Key Fibonacci Resistance Level Facing The DOW

Posted Tuesday, January 15, 2019 by
Shain Vernier • 1 min read

It has been a muted open on Wall Street, furthering the trend of ultra-tight opening trading ranges. Today’s action has posted an early session proximity test and rejection of a key Fibonacci resistance level. For the time being, it appears that equities, like several other markets, are getting ready for a directional move.

During the pre-cash open, U.S. PPI (Jan.) was released to the public. On a month-over-month basis, PPI came in at -0.2%, beneath the previous release (0.1%) and expectations (-0.1%). However, the year-over-year metric was right on schedule at 2.5%.

In addition, the NY Empire State Manufacturing Index (Jan.) disappointed expectations dramatically, coming in at 3.90. Projections and December’s release measured 10.75 and 10.90 respectively. This number certainly raised some eyebrows, as performance was dismal.

March E-Mini DOW Futures

Last week, I broke down the significance of the 78% Current Wave Retracement (24110) for the March E-mini DOW. This level has proven to be formidable resistance, effectively putting a lid on this market thus far today.
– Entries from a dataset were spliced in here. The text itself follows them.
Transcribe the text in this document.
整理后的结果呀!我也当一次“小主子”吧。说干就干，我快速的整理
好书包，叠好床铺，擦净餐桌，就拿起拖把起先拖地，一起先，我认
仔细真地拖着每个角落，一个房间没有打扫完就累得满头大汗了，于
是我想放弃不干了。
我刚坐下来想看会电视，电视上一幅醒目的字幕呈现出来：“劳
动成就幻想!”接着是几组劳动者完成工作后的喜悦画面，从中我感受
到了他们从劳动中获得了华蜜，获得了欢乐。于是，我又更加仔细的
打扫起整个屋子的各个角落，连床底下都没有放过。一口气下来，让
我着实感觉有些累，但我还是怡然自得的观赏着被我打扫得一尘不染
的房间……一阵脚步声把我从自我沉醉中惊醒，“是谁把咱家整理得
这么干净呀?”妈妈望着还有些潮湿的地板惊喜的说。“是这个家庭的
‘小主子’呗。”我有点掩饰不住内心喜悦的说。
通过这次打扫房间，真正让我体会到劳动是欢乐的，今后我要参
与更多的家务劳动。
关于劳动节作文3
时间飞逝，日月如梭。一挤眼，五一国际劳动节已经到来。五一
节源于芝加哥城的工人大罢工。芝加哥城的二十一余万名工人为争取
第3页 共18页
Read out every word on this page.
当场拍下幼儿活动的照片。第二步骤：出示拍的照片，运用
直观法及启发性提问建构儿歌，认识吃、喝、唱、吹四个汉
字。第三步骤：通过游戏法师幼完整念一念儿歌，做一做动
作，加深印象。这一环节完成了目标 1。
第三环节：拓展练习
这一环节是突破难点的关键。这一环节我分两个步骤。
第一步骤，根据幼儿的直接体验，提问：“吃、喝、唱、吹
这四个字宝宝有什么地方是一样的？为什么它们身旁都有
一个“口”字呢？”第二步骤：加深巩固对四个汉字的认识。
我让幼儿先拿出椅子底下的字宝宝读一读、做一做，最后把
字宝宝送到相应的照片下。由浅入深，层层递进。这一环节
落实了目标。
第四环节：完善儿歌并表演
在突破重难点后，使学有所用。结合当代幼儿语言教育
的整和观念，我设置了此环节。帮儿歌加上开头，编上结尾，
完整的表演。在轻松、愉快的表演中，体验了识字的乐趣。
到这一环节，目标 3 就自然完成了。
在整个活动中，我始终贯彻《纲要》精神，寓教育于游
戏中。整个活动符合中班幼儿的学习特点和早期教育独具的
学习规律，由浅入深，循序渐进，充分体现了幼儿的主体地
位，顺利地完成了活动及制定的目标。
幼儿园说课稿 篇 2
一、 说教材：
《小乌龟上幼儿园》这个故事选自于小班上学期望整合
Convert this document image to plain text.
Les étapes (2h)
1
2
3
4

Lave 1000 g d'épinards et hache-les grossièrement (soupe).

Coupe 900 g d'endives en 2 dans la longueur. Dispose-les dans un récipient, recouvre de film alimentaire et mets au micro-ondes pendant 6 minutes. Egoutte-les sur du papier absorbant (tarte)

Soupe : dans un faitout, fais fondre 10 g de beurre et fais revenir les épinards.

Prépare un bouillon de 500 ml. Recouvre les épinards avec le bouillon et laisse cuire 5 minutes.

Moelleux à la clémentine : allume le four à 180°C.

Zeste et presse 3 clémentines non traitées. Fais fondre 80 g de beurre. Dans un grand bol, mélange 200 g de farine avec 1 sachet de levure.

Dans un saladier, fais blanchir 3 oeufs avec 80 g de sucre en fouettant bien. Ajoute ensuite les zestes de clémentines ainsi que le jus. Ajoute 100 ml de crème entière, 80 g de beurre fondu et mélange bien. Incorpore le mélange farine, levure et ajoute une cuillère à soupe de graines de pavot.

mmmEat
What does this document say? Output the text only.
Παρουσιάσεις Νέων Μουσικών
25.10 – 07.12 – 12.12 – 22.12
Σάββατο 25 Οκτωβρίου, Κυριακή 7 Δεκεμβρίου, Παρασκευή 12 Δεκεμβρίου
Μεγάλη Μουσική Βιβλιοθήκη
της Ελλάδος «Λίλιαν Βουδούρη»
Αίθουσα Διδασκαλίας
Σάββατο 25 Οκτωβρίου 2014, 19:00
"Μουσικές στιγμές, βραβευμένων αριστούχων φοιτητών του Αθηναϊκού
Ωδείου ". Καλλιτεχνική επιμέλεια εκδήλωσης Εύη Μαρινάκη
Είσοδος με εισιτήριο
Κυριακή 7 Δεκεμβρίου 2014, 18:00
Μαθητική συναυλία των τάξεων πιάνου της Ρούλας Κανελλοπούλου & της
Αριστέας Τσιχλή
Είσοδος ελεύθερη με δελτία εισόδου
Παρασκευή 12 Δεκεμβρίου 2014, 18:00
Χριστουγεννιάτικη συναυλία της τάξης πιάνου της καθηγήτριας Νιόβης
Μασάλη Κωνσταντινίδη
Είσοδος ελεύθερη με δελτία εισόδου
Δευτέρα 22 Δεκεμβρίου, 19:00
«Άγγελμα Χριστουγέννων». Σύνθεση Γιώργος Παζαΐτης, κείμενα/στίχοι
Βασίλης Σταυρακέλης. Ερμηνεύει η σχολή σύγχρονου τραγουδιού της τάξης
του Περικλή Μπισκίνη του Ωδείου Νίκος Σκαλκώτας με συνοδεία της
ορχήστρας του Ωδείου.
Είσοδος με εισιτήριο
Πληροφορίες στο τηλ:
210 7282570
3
March E-mini DOW Futures (YM), Daily Chart
March E-mini DOW Futures (YM), Daily Chart

Here are the two levels to watch for the remainder of the session:

  • Resistance(1): 78% Current Wave Retracement, 24110
  • Support(1): Daily SMA, 23141

Overview: Maybe it’s Brexit, or maybe stock traders are still hungover from the action of December. Whatever the reason, conditions are tight in the U.S. indices and the technical outlook is very similar for the DJIA, S&P 500, and NASDAQ. In the event that these markets breakout to the north, robust moves are likely.

For the March E-mini DOW, odds are that a break above 24110 will bring 25000 back into play in short order. Either way, this level is one to watch as the week unfolds.